Я знаю, что мне нужно сделать, что должна сделать.
Глава 3
Я распахиваю входные двери и резко сворачиваю налево с парковки, двигаясь вдоль ржавого, покосившегося забора, опоясывающего территорию школы. Сразу за парковкой есть прореха, достаточно широкая, чтобы проскочить через нее, скрытая рядом деревьев. Земля вокруг дыры в заборе усеяна окурками, обертками и прочим мусором. Густая полоса деревьев отгораживает курильщиков и наркоманов от учителей, выглядывающих из окон классов. Сегодня здесь никто не тусуется.
Пробравшись за забор, я продираюсь сквозь заросли подлеска и, лавируя между черным ясенем, красным кленом и белым кедром, добираюсь до реки. Официально это ручей Брокуотер, но он такой широкий и глубокий, что большинство людей называют его просто рекой. Он впадает в озеро Мичиган примерно в тридцати милях к западу от нашего крошечного городка Брокуотер, штат Мичиган, с населением в 3026 человек плюс 99 кукурузных полей.
Река — это единственное, что мне нравится в этом месте. У моста есть несколько глубоких мест, где в теплое время года собираются любители выпить, накуриться и переспать. Иногда они подбивают друг друга доплыть до массивной скалы в центре реки. Я иногда появлялась там, еще в седьмом и восьмом классах, пока все не пошло к черту. Теперь я просто хочу, чтобы меня оставили в покое.
Журчащий шум реки пульсирует в моих ушах. Она кажется живой, как какая-то огромная, извивающаяся змея, которая может проглотить меня целиком. Над деревьями несколько облаков тянутся к солнцу. Жара и влажность высасывают энергию прямо из воздуха. Я чувствую себя тяжелее с каждым шагом, ноги словно цементные глыбы.
Несколько минут я пробираюсь вдоль берега реки, пока не подхожу к большому камню, торчащему в реку. Он достаточно велик, чтобы на нем сидели полдюжины человек, но это мой камень, мое убежище.
Я сажусь и снимаю рюкзак. Тепло камня просачивается сквозь джинсы. Насекомые стрекочут в тяжелой тишине. Надо мной возвышается огромный красный клен, заслоняя меня от солнца своими красноватыми листьями в форме ладони.
Кровь бурлит, кожа горячая и покалывает. Гнев, боль и потребность сталкиваются в моем сознании, грохоча как гром, рикошетом ударяясь о мой череп. Я достаю пластиковый пакет, в котором лежит свежая бритва, несколько сложенных салфеток и запас пластырей. Закатав штанину, я сдвигаю вниз носок. Нежные места ниже и выше моей лодыжки усеяны выпуклыми белыми уплотнениями и свежими порезами.

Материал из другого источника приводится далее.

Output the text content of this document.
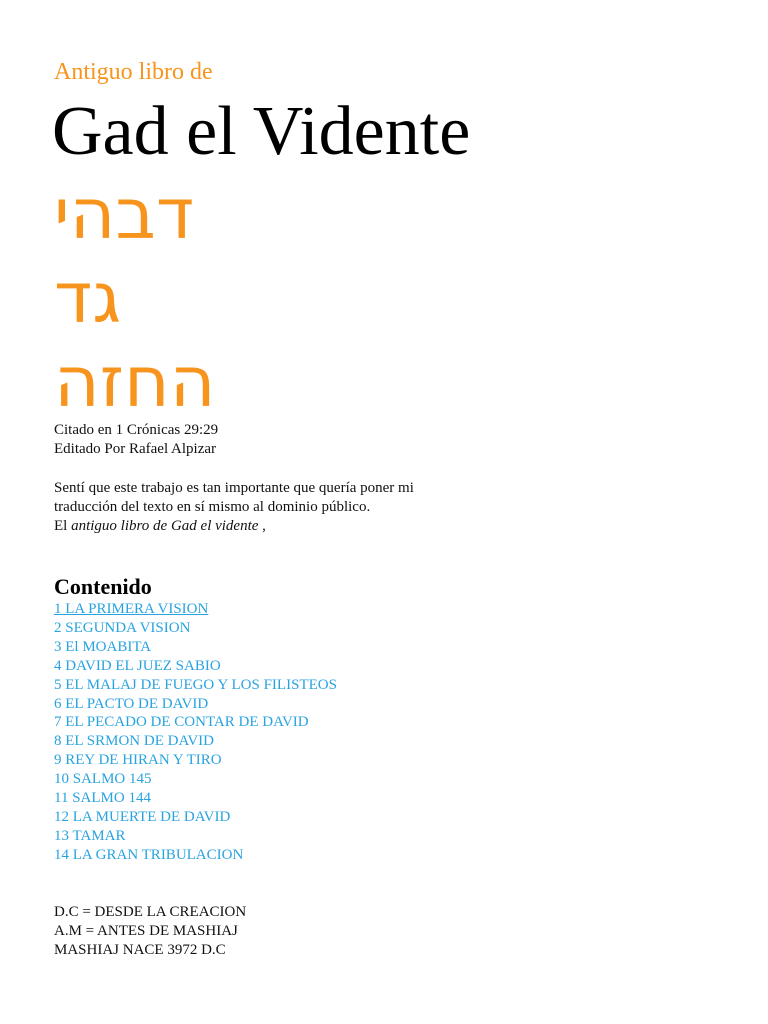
Antiguo libro de

Gad el Vidente
דבהי
גד
החזה

Citado en 1 Crónicas 29:29

Editado Por Rafael Alpizar

Sentí que este trabajo es tan importante que quería poner mi

traducción del texto en sí mismo al dominio público.

El antiguo libro de Gad el vidente ,

Contenido
1 LA PRIMERA VISION
2 SEGUNDA VISION
3 El MOABITA
4 DAVID EL JUEZ SABIO
5 EL MALAJ DE FUEGO Y LOS FILISTEOS
6 EL PACTO DE DAVID
7 EL PECADO DE CONTAR DE DAVID
8 EL SRMON DE DAVID
9 REY DE HIRAN Y TIRO
10 SALMO 145
11 SALMO 144
12 LA MUERTE DE DAVID
13 TAMAR
14 LA GRAN TRIBULACION

D.C = DESDE LA CREACION

A.M = ANTES DE MASHIAJ

MASHIAJ NACE 3972 D.C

Только это может распутать темный клубок эмоций внутри меня. Только эта боль может обострить мое внимание, заглушить рев в моей голове.
Я наклоняю бритву к старому шраму чуть выше правой лодыжки. Шрам длиной в дюйм, толстый и узловатый, как белый червь. Я нажимаю на него, пока не вижу красный цвет, затем медленно провожу лезвием по поврежденной коже. Я приветствую боль, ищу ее, отыскиваю под кожей. Мое сердцебиение замедляется. Шум стихает, и сладкое, томное облегчение растекается по телу.
Черная с белыми пятнами бабочка Балтимор порхает над водой, ее крылья вспыхивают в солнечном свете. Иногда я вижу монархов или желто-коричневых шашечниц, парящих над кустами. При виде одной из них у меня всегда болит сердце, тело наполняется холодом и пустотой.
Я делаю еще один надрез, смотрю, как в моей коже открывается крошечная полоска, и позволяю своим мыслям унестись назад. В то время, когда мир еще не сошел со своей оси, в восьмой класс, когда Жасмин Коул все еще была моей лучшей подругой.
Она говорила слишком громко и много, а когда смеялась, фыркала как лошадь. Она носила очки и брекеты и была единственным ребенком, у которого в доме имелся настоящий микроскоп. Тогда Жасмин относилась к тем редким людям, которые, казалось, заранее знали, как сложится их жизнь. Она любила насекомых и науку и хотела изучать бабочек, стать лепидоптерологом, как ее отец, профессор науки из Нотр-Дама, умерший, когда она была маленькой.
На одной стороне ее гардеробной висела одежда, на другой — полки со старыми отцовскими принадлежностями: досками, стеклянными коробками для образцов, булавками для насекомых, конвертами, крошечными пинцетами, стеклянными и деревянными контейнерами, сачком с длинной ручкой и банками для убийства на верхней полке, к которым мать не разрешала ей прикасаться.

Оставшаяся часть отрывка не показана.